Setup Slurm across Multiple Machines

Updated

To install Slurm, we need to have admin access to the machine. This post explains how I got Slurm running in multiple Linux servers. All servers are running on Ubuntu 18.04.5 LTS.

Setup Munge

First, we need to make sure the clocks, users and groups (UIDs and GIDs) are synchronized across the cluster. We need to create two users: slurm and munge across all servers.

$ export MUNGEUSER=3456
$ groupadd -g $MUNGEUSER munge
$ useradd  -m -c "MUNGE Uid 'N' Gid Emporium" -d /var/lib/munge -u $MUNGEUSER -g munge  -s /sbin/nologin munge
$ export SLURMUSER=3457
$ groupadd -g $SLURMUSER slurm
$ useradd  -m -c "SLURM workload manager" -d /var/lib/slurm -u $SLURMUSER -g slurm  -s /bin/bash slurm

Then, we install Munge for authentication:

$ apt install munge libmunge2 libmunge-dev

To test if munge is installed successfully:

$ munge -n | unmunge | grep STATUS
STATUS:           Success (0)

Next, we create a munge authentication key on one of the servers:

$ /usr/sbin/create-munge-key

After we generate munge authentication key, we copy the key /etc/munge/munge.key on that server to all other servers (overwrite the /etc/munge/munge.key on all other servers).

We need to setup the rights for munge accordingly on every server:

$ chown -R munge: /etc/munge/ /var/log/munge/ /var/lib/munge/ /run/munge/
$ chmod 0700 /etc/munge/ /var/log/munge/ /var/lib/munge/
$ chmod 0755 /run/munge/

Then, we enable and start the munge service with (remember to not use sudo when running munge):

$ systemctl enable munge
$ systemctl start munge

You can then test whether munge works properly by executing:

munge -n                    # Generate a credential on stdout
munge -n | unmunge          # Displays information about the MUNGE key  
munge -n | ssh somehost unmunge

If everything is setup properly, you shouldn’t see any error messages.

Setup Slurm

Use apt to install slurm in Ubuntu systems (make sure all nodes have the same slurm versions):

$ apt install slurm-wlm

Next, we need to configure slurm.
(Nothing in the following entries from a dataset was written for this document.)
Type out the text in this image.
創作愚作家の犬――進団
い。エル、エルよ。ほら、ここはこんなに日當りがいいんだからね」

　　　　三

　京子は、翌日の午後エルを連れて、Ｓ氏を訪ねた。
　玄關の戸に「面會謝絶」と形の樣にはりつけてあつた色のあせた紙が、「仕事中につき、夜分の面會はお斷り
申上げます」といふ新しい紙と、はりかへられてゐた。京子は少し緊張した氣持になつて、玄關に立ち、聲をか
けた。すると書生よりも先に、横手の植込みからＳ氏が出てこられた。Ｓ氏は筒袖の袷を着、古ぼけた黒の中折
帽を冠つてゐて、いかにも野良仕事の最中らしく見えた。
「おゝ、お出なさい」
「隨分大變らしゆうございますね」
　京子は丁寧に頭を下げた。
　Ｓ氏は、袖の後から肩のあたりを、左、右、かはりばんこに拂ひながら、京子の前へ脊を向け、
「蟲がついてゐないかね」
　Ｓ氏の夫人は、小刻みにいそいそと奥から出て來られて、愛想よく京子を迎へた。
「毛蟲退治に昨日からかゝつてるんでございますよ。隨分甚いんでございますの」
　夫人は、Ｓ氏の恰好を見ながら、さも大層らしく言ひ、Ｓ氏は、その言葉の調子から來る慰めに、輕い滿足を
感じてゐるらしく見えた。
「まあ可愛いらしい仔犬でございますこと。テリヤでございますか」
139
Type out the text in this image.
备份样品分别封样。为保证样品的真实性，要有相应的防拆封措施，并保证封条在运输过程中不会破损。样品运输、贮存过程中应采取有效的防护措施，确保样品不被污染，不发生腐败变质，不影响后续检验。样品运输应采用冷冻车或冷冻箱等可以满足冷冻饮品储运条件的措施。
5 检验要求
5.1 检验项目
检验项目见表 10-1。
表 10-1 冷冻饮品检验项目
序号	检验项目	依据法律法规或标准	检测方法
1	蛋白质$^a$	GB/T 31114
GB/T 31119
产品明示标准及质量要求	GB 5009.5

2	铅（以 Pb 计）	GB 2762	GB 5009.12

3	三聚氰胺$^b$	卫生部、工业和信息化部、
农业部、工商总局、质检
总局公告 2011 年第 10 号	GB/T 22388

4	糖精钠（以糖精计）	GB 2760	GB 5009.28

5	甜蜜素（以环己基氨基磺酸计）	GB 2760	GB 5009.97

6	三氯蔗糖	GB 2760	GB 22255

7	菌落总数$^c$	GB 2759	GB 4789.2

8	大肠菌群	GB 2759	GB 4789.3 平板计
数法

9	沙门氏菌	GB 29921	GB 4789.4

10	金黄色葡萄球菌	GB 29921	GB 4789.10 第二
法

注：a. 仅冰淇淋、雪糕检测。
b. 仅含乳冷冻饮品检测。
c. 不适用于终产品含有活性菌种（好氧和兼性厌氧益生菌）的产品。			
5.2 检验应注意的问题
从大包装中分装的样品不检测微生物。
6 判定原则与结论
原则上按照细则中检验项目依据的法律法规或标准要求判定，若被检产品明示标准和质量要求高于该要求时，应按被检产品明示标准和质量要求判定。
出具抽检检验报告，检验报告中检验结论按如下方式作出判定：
Since we used package manager to install slurm, the version is lower than the latest release. Thus, it’s preferably to not use the official Slurm Configuration Tool. Instead, we can find the corresponding version’s configuration tool at /usr/share/doc/slurmctld/slurm-wlm-configurator.html (we just need the slurm-wlm-configurator.html file, which might reside in different directories).

We then execute python3 -m http.server and open the local web server’s address in the browser. Open the slurm-wlm-configurator.html locally will show us the corresponding slurm configuration generator. More explanations can be found here.

After filling up the required fields in the form, we copy the generated file into /etc/slurm-llnl/slurm.conf all all nodes. Then, you can execute sinfo to check all nodes status. You can also launch jobs to see if it actually works, for example:

srun -N2 -l /bin/hostname

This should print out the hostname for all the nodes in the cluster.

Add GPU support

To add GPU support, we first create a file gres.conf in /etc/slurm-llnl/. Here is an example on one node:

Name=gpu File=/dev/nvidia0
Name=gpu File=/dev/nvidia1
Name=gpu File=/dev/nvidia2

Then, we add GresTypes=gpu into /etc/slurm-llnl/slurm.conf. Next, we add the GPU information to slurm.conf:

NodeName=node1 Gres=gpu:3 State=UNKNOWN